Walls, fences and border barriers around the world, their functions and effectiveness
Walls, fences and border barriers usually serve to control the border, keep out undocumented immigrants, prevent smuggling, or have been erected when borders are disputed and unclear. Walls are, among others, on the borders of North Korea and South Korea, Hong Kong and China, South Africa and Mozambique, Botswana and Zimbabwe, Egypt and the Gaza Strip, Israel and the West Bank, Kuwait and Iraq, or in Spain. Walls or barriers also stand on the borders between Uzbekistan, Kyrgyzstan, Turkmenistan, Afghanistan and Kazakhstan, Saudi Arabia and Yemen, Saudi Arabia and Iraq, Malaysia and Thailand, Bulgaria and Turkey, and Hungary and Serbia. The longest border barrier between India and Bangladesh is approximately 3,268 km long.

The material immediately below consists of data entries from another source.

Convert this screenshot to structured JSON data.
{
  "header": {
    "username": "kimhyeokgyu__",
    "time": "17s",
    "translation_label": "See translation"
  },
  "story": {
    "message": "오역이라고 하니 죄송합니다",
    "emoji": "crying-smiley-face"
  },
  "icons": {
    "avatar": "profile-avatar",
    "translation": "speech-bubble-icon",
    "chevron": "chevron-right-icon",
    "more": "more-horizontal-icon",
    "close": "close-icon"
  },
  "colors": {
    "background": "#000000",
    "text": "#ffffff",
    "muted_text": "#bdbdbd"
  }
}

As of March 2022, there were 74 border walls worldwide – most built in the last two decades – and at least 15 more were planned to be built. Meanwhile, after the end of World War II, there were fewer than five border walls in the world, and after the fall of the Berlin Wall and the end of the Cold War, fewer than a dozen. However, studies worldwide indicate that the direct and indirect costs of building border walls outweigh the benefits. As border enforcement increases, smugglers’ profits and the presence of organised crime increase. Border barriers separate previously interdependent economies and erode the social life of border communities. In addition, border walls are bypassed and breached.